Here I go again.
The words tumble out before I can stop them, and then, by his expression, I realize the impact of what I have said. Oh, where is that gentleness I want in my heart, that softening, that love that guides me that makes me think of another first, and not myself? I want to take it all back again, Father. This was not the plan — to let my selfishness lead, my self-centered attitude that is blind to love, deaf to Your Spirit’s whispers. You are here, Your Spirit in me, Father, and yet I do not yield.
The damage done, my husband leaves the room.
Pride creates a gulf between hearts that seems to stretch for miles. I do not know what is best for myself, for others, on my own, without heeding the Father’s words in me, but I so often act like I do. I put myself on the throne and do not lean on His love to remind me the old self is dead and that it is the new self, His life in me, that brings His fruits of peace, love, gentleness, joy.
But I set out on my own a lot, not heeding His truth. And when I do that, I put myself before God. I let my pride, my confidence in myself, make choices that not only make me deaf to my Father’s will, but cause suffering to everyone around me.
I cannot sink any lower than when I yield to pride.
C.S. Lewis, in Mere Christianity, writes,
The essential vice, the utmost evil, is Pride. Unchastity, anger, greed, drunkenness, and all that, are mere flea bites in comparison: it was through Pride that the devil became the devil: Pride leads to every other vice: it is the complete anti-God state of mind. . . . Pride always means enmity — it is enmity. And not only enmity between man and man, but enmity to God.
Why do I do what I don’t want to do, Father? I don’t want my pride, my unwillingness to heed Your word, Your truth, separate me from this new life You have already come to give me. I know You do not condemn me, in my sin, but come to restore me again to You. I confess my brokenness, my putting myself before You, my not trusting You with all of me. I come to You on my knees.
For I know that nothing good dwells in me, that is, in my flesh; for the willing is present in me, but the doing of the good is not.

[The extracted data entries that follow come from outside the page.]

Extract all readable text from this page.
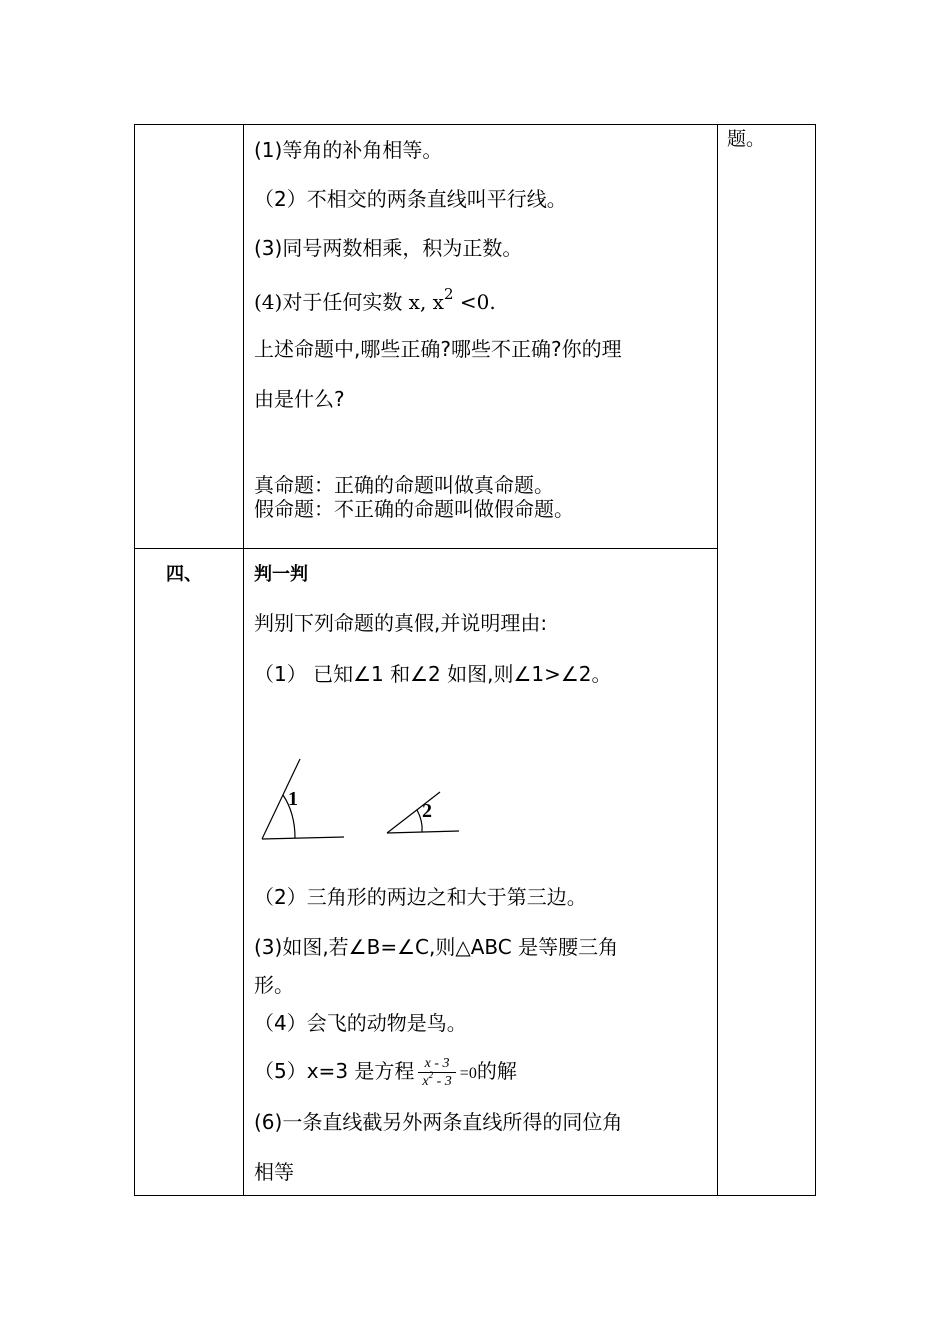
题。
(1)等角的补角相等。
（2）不相交的两条直线叫平行线。
(3)同号两数相乘，积为正数。
(4)对于任何实数 x, $x^2 <0$.
上述命题中,哪些正确?哪些不正确?你的理
由是什么?
真命题：正确的命题叫做真命题。
假命题：不正确的命题叫做假命题。
四、	判一判
判别下列命题的真假,并说明理由:
（1） 已知∠1 和∠2 如图,则∠1>∠2。
1
2
（2）三角形的两边之和大于第三边。
(3)如图,若∠B=∠C,则△ABC 是等腰三角
形。
（4）会飞的动物是鸟。
（5）x=3 是方程 $\frac{x - 3}{x^2 - 3} =0$的解
(6)一条直线截另外两条直线所得的同位角
相等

For the good that I want, I do not do, but I practice the very evil that I do not want. But if I am doing the very thing I do not want, I am no longer the one doing it, but sin which dwells in me (Romans 7: 18-20).
And I ask You to come for me, cleanse me of this Pride that causes harsh words rather than words of gentleness and love to pour forth from my lips. This is not the first time I have prayed this, Father, and here I am again. And I know, for my heart to be transformed, I need to remember who is first. It is not me. Forgive me, Father, for I act like it is me.
And the Father comes, and He gives me eyes for my heart. He shows me why I fall when I continue, on my own terms, to keep trying to rise.
My daughter, I am safe. I am mercy. Nothing else matters. All is under My wing. Pride — you are afraid of being criticized, torn down, made to feel less than what you hold yourself up to be. You have an image of yourself that rejects failure, how you perceive failure. And it is generational, this desire to be the best. You don’t like coming face to face with who you are. You fear you are not good enough. You believe failure is weakness. Fear of condemnation leads you to condemn others. You believe you are not good enough, even though you know that is not true.
It is a lie that you are better than — above — failure. You push against messages that make you feel less than you want to be. You don’t want people to think less of you.
{I have an idol of self. I care more about my pride, my self-preservation, what other people think of me, more than God.}
What if you weren’t considered special, My own?
But I am — we are — as His daughters, deeply desired and chosen. And we are loved as He has made us. We are given this life to love, with his love, in that freedom of life that comes with humility, humbleness, following our Father with everything we are.
Girls, is there an idol you worship more than God? Do you stumble again, even though you know He is for you, gave it all for you, that He is more than enough?
Cleanse us, Father. Break these lies, these whispers that distract us from You. In the name of Jesus’ name, we pray, come.